Poll-The Bwee Tien, Gootjes Jeannette, Duran Marinus, De Klerk Johannis B C, Wenniger-Prick Liesbeth J Maillette de Buy, Admiraal Ronald J C, Waterham Hans R, Wanders Ronald J A, Barth Peter G
Department of Pediatrics, Emma Children's Hospital, Amsterdam, The Netherlands.
Am J Med Genet A. 2004 May 1;126A(4):333-8. doi: 10.1002/ajmg.a.20664.

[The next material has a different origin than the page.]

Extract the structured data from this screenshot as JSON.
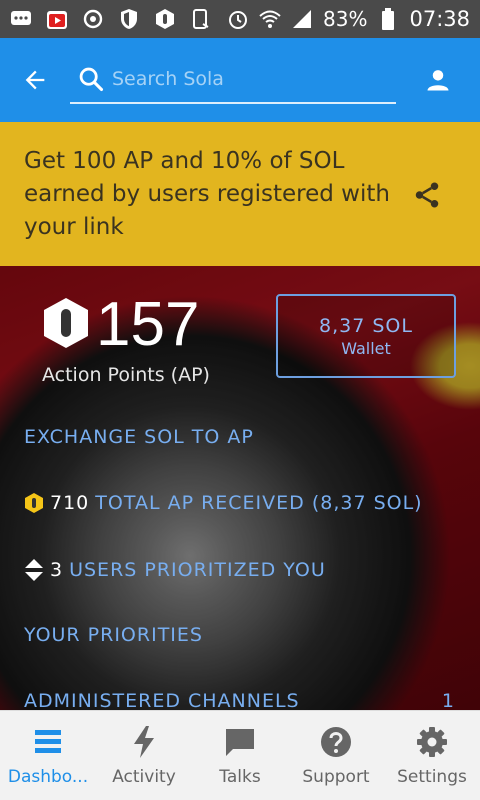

The peroxisome biogenesis disorders (PBDs) with generalized peroxisomal dysfunction include Zellweger syndrome (ZS), neonatal adrenoleukodystrophy (NALD), and infantile Refsum disease (IRD). There is clinical, biochemical, and genetic overlap among the three phenotypes, also known as Zellweger spectrum disorders. Clinical distinctions between the phenotypes are not sharply defined. Only limited sources are available to serve as a background for prognosis in PBD, especially in case of prolonged survival. We delineated the natural history of 31 PBD patients (age 1.2-24 years) through systematic clinical and biochemical investigations. We excluded classical ZS from our study, and included all patients with a biochemically confirmed generalized peroxisomal disorder over 1 year of age, irrespective of the previously diagnosed phenotype. The initial clinical suspicion, age at diagnosis, growth, development, neurological symptoms, organ involvements, and survival are summarized. Common to all patients were cognitive and motor dysfunction, retinopathy, sensorineural hearing impairment, and hepatic involvement. Many patients showed postnatal growth failure, 10 patients displayed hyperoxaluria of whom 4 had renal stones. Motor skills ranged from sitting with support to normal gait. Speech development ranged from non-verbal expression to grammatical speech and comprehensive reading. The neurodevelopmental course was variable with stable course, rapid decline with leukodystrophy, spinocerebellar syndrome, and slow decline over a wide range of faculties as outcome profiles. At the molecular level, 21 patients had mutations in the PEX1 gene. The two most common PEX1 mutations were the G843D (c.2528G-->A) missense and the c.2097insT frameshift mutation. Patients having the G843D/G843D or the G843D/c.2097insT genotypes were compared. Patients homozygous for G843D generally had a better developmental outcome. However, one patient who was homozygous for the "mild" G843D mutation had an early lethal disease, whereas two other patients had a phenotype overlapping with the G843D/c.2097insT group. This indicates that next to the PEX1 genotype other yet unknown factors determine the ultimate phenotype.
伴有全身性过氧化物酶体功能障碍的过氧化物酶体生物发生障碍(PBD)包括泽尔韦格综合征(ZS)、新生儿肾上腺脑白质营养不良(NALD)和婴儿型雷夫叙姆病(IRD)。这三种表型在临床、生化和遗传方面存在重叠,也被称为泽尔韦格谱系障碍。各表型之间的临床差异并不明确。仅有有限的资料可作为PBD预后的背景参考,尤其是在长期存活的情况下。我们通过系统的临床和生化研究描绘了31例PBD患者(年龄1.2 - 24岁)的自然病史。我们的研究排除了经典的ZS,纳入了所有年龄超过1岁、生化确诊为全身性过氧化物酶体障碍的患者,无论其先前诊断的表型如何。总结了最初的临床怀疑、诊断年龄、生长发育、神经症状、器官受累情况及存活情况。所有患者的共同特点是认知和运动功能障碍、视网膜病变、感觉神经性听力障碍以及肝脏受累。许多患者出现出生后生长发育迟缓,10例患者出现高草酸尿症,其中4例有肾结石。运动技能从在支撑下坐立到正常步态不等。语言发育从非语言表达到语法性语言和综合阅读。神经发育过程各不相同,结果表现为病程稳定、因脑白质营养不良和脊髓小脑综合征而迅速衰退以及在广泛的功能范围内缓慢衰退。在分子水平上,21例患者的PEX1基因存在突变。最常见的两种PEX1突变是G843D(c.2528G→A)错义突变和c.2097insT移码突变。对具有G843D/G843D或G843D/c.2097insT基因型的患者进行了比较。G843D纯合子患者通常发育结局较好。然而,一名“轻度”G843D突变纯合子患者患有早期致死性疾病,而另外两名患者的表型与G843D/c.2097insT组重叠。这表明除了PEX1基因型外,其他未知因素也决定了最终的表型。